「ご賢察のほど」と「ご賢察の通り」は双方とも「ご賢察」という言葉が使われていますが、使用する状況が異なるため注意が必要です。
この記事では、「ご賢察のほど」と「ご賢察の通り」の違いを分かりやすく説明していきます。
「ご賢察のほど」とは?
「ご賢察のほど」は「こちら側の事情を察してほしい際」や「事情を理解してほしい時」に使用する言葉です。
「ご賢察」は相手の推察や推測を敬って表現する言葉で、尊敬語に該当します。
「のほど」という表現には、「断定せずに表現をマイルドにする役割」があります。
「ご賢察の通り」とは?
「ご賢察の通り」は、相手の推察や推測を敬って示す「ご賢察」と、「同じ状態や方法であること」を示す「の通り」を組み合わせた表現です。
「ご賢察の通り」は、主として「相手の考えや意見に同調する時」に使用します。
「ご賢察のほど」と「ご賢察の通り」の違い
「ご賢察のほど」も「ご賢察の通り」も、相手の推察や推測を敬って表現する「ご賢察」が使われていますが、使用する状況に違いがあります。
「ご賢察のほど」は、「こちら側の事情を察してほしい場面」や「事情を理解してほしい場面」で用いることが一般的です。
一方、「ご賢察の通り」については、「相手の考えや意見に同調する場面」で使用します。
なお、「ご賢察」は非常にかしこまった表現になるため、目上の人に対しても用いることが可能です。
また、口頭ではあまり使われず、書類上やメールといった文章で使用されることが多い言葉です。
「ご賢察のほど」の例文
「ご賢察のほど」は「相手に事情を察してほしい時」および「事情を理解してほしい時」に用いられる丁寧な表現です。
なお、通常は「ご賢察のほど」の直後に「よろしくお願いいたします」といった丁寧な言葉を付け加えて使用します。
・『大変恐れ入りますが、当方の事情をご賢察のほど、よろしくお願いいたします』
・『お手数をおかけして申し訳ありませんが、何卒ご賢察のほどよろしくお願い申し上げます』
「ご賢察の通り」の例文
「ご賢察の通り」は「相手の意見や考えに同調する時」に使われる敬語表現です。
「おっしゃる通り」や「お察しの通り」と同じようなニュアンスをさらに敬意を持って伝えたい時に使用します。
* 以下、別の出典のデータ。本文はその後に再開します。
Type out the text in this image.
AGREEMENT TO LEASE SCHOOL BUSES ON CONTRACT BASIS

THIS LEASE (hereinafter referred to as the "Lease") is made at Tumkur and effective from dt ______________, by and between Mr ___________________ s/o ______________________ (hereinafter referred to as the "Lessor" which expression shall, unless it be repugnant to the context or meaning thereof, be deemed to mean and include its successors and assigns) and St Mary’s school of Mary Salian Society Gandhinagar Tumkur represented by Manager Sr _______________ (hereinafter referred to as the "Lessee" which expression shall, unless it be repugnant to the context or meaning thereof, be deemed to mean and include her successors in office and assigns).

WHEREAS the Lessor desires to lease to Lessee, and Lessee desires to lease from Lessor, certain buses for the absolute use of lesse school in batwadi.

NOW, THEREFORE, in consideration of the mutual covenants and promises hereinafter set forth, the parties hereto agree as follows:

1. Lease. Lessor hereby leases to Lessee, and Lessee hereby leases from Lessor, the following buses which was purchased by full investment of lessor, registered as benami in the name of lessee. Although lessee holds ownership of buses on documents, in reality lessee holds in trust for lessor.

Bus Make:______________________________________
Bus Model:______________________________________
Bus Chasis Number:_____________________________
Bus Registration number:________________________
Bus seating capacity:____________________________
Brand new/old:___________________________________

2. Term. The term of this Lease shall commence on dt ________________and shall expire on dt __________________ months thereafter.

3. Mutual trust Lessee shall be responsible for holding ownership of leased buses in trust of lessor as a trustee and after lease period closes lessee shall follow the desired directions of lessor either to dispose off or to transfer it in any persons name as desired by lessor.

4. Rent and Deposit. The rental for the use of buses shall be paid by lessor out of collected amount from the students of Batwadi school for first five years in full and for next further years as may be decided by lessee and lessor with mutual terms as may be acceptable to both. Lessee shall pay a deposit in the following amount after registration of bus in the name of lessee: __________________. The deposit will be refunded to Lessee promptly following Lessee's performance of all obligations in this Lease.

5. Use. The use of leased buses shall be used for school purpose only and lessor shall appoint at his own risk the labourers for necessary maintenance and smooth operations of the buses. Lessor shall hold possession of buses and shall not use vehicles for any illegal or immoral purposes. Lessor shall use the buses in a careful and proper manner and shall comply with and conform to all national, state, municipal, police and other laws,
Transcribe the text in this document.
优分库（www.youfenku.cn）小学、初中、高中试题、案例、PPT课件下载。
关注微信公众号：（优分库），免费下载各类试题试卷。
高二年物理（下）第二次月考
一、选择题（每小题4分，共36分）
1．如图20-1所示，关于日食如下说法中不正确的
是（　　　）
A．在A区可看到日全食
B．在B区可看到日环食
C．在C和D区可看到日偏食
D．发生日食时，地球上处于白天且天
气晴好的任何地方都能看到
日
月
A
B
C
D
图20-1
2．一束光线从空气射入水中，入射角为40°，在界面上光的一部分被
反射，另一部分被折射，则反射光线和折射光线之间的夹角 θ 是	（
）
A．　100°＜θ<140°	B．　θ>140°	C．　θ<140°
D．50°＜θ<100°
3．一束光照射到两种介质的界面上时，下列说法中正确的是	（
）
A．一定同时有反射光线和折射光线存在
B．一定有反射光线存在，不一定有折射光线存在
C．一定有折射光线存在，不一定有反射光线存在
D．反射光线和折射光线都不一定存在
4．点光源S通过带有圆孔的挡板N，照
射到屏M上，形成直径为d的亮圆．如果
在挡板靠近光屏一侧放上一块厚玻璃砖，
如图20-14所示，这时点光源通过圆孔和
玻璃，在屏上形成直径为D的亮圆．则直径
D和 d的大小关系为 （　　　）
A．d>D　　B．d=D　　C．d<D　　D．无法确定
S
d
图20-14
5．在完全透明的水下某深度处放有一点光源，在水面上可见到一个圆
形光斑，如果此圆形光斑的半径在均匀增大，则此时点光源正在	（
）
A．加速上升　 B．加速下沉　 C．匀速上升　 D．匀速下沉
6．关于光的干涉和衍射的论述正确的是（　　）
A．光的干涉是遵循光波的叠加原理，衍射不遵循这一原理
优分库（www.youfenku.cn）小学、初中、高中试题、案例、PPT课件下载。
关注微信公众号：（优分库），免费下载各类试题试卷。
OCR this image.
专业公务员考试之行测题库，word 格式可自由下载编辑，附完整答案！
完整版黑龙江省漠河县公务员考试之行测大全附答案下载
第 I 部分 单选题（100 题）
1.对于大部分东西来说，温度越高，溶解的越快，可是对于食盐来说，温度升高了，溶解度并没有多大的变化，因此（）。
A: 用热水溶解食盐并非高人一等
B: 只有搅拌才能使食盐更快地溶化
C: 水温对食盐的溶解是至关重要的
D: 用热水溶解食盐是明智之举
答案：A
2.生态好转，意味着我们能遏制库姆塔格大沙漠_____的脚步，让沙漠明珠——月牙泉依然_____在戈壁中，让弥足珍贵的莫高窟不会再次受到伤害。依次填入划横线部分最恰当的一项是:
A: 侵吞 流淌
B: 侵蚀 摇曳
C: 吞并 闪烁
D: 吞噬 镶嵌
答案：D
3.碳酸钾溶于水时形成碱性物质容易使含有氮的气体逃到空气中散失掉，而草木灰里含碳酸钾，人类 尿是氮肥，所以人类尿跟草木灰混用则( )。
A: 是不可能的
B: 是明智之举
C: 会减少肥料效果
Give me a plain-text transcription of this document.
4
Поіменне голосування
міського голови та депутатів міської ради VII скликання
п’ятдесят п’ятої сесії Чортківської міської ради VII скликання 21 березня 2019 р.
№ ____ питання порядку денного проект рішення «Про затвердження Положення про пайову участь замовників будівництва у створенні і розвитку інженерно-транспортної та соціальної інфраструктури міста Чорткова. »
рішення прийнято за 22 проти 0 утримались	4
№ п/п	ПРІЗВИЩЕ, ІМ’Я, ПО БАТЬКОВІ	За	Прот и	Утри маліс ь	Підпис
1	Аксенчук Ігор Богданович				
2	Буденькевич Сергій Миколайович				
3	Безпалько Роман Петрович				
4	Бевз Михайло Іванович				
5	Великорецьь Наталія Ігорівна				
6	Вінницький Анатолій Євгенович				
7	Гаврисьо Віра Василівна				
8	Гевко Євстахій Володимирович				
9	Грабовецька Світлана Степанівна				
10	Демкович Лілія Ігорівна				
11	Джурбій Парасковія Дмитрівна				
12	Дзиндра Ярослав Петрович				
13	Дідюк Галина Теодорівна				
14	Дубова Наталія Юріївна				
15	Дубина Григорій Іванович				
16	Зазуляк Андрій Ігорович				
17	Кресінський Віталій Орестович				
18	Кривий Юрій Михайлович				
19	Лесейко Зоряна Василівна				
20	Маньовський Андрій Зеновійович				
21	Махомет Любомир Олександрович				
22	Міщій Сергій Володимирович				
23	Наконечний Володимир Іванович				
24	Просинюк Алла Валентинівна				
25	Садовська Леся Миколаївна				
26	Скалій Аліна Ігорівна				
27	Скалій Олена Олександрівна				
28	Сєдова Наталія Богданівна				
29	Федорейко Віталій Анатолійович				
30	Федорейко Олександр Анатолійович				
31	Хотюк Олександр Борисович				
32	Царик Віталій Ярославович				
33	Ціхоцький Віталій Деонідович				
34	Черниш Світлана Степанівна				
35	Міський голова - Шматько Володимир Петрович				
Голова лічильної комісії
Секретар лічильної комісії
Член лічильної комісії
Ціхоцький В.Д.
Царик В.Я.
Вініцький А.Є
・『ご賢察の通り、新しいプロジェクトは開始直前で延期になりました』
・『その件につきましては〇〇様のご賢察の通りでございます』
まとめ
「ご賢察のほど」は「相手に事情を察してほしい際や理解してほしい際に使う表現」を示し、「ご賢察の通り」は「相手の意見や考えに同調する際に使う表現」を示します。
両者の使い方をマスターして、場面に応じて適切に使い分けできるようになりましょう。